As Harold Baines stepped to the podium Sunday after officially being inducted into the National Baseball Hall of Fame in Cooperstown, he delivered a message to his old friends and teammates.
“You can start your stopwatch now to time how long this speech is going to be,” Baines said. “I know you have a bet on it.”
The time for Baines’ speech checked in at approximately 9 minutes, 40 seconds, a speech full of meaningful messages and tributes for Baines’ home community of St. Michaels in Maryland, his past baseball organizations in the White Sox, Orioles, A’s, Rangers and Indians, plus fans, friends and most importantly family.
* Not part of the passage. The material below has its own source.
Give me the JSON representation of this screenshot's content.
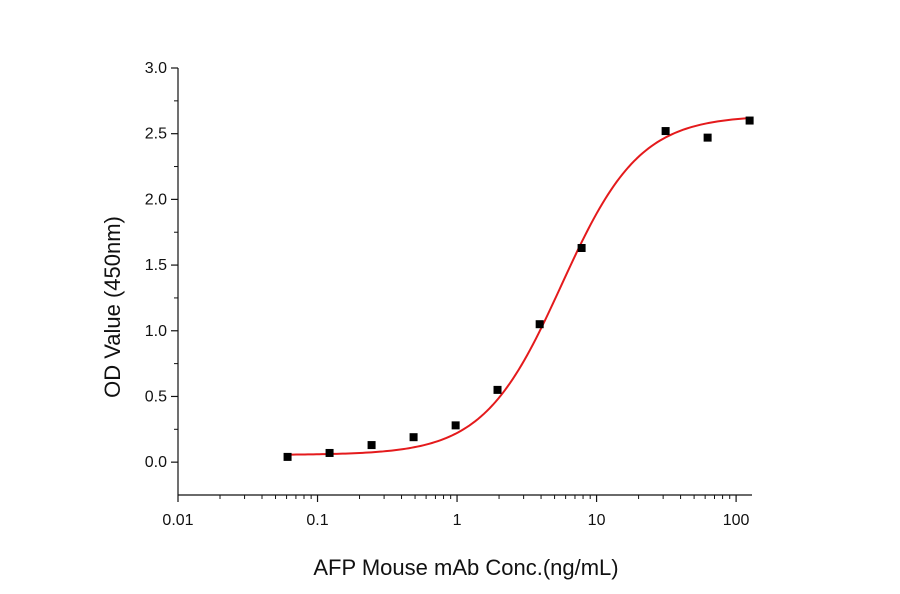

Baines mentioned on a few occasions after being elected to the Hall of Fame via the Today’s Game Era Committee in December this day would not be about him.
His words rang true on a beautiful afternoon in New York.
Baines joked about gaining the reputation of being a man of few words, possibly starting on May 9, 1984, when Baines completed a 25-inning White Sox victory over Milwaukee, in a game originally beginning on May 8, with a walk-off home run. A media member asked Baines after the game about really getting that pitch he hit out to win it, to which Baines responded, “Evidently.”
“Perhaps the reputation was born,” Baines said Sunday.
In reality, Baines’ workmanlike demeanor came from his father, Linwood, who passed away in 2014 and received a special tribute in Baines’ speech. It was Baines’ father who taught him to approach life through deeds and not words. It was a lesson he passed on to him years ago, often when the two played catch in their yard, as Baines explained.
“Words are easy. Deeds are hard. Words can be empty. Deeds speak louder and sometimes they echo forever,” said Baines of the words imparted upon him by his father. “You work at it, you put your head down, you keep your mouth shut and you work at your craft day in and day out.
“I know I made him proud on the baseball field. But I made him more prouder of the man, husband, father, teammate, the friend I’ve become.”
While admitting to not being an emotional man, Baines said the one exception came with his family. He thanked his mother, two brothers and sister for their support and being in attendance, as well as his four children, their respective spouses and grandchildren.
He broke down when expressing love for his wife, Marla, who he has been with since their days together at St. Michaels High School, calling her the true Hall of Famer of their family.
"I get very emotional when I talk about family." Baines said after the induction. "Because my kids say I cry too much and I wanted to be strong for them.”
Because of this low-key demeanor, Baines’ excellence over his 22-year-career didn’t get the recognition it deserved. He was a six-time All-Star, finishing with 2,866 hits, 384 home runs and 1,628 RBIs. He also won the American League top designated hitter award, now called the Edgar Martinez Award, in 1987 and 1988 marking his first two full years as DH.
Martinez joined Baines as two of the six Hall of Fame inductees Sunday, along with Lee Smith, Mariano Rivera, the late Roy Halladay and Mike Mussina. Baines hit .324 with four doubles, five home runs, 16 RBIs, a .378 on-base percentage and a .510 slugging percentage over 31 postseason games.
This honor makes him the third No. 1 pick overall in the MLB Draft to reach the Hall of Fame. Baines, who was selected No. 1 by the White Sox in 1977, joins Ken Griffey Jr. (1987) and Chipper Jones (1990). But Baines chose to focus Sunday on topics such as giving back to your community to give other children the great opportunity he had as opposed to celebrating what he accomplished.
“We ought to revel that an outstanding person in Harold is in the Hall of Fame,” said fellow Hall of Famer and White Sox teammate Carlton Fisk in the video to introduce Baines. “He’ll represent himself, the game, the White Sox and the Hall of Fame well.
“He’s happy, we’re happy and deservedly so. He wasn’t afraid to swing. He wasn’t afraid of the situation. He wasn’t intimidated by the opposition. You didn’t notice him until he got you. And he got a lot of people.”
After the ceremony, Baines said he expected delivering his speech would be a difficult task. "Especially toward the end, I talked about my father and I got through that pretty well," he said. "I was proud of myself. But I started off my speech talking about community and family, which is very big to me. I’m glad I got through it without crying."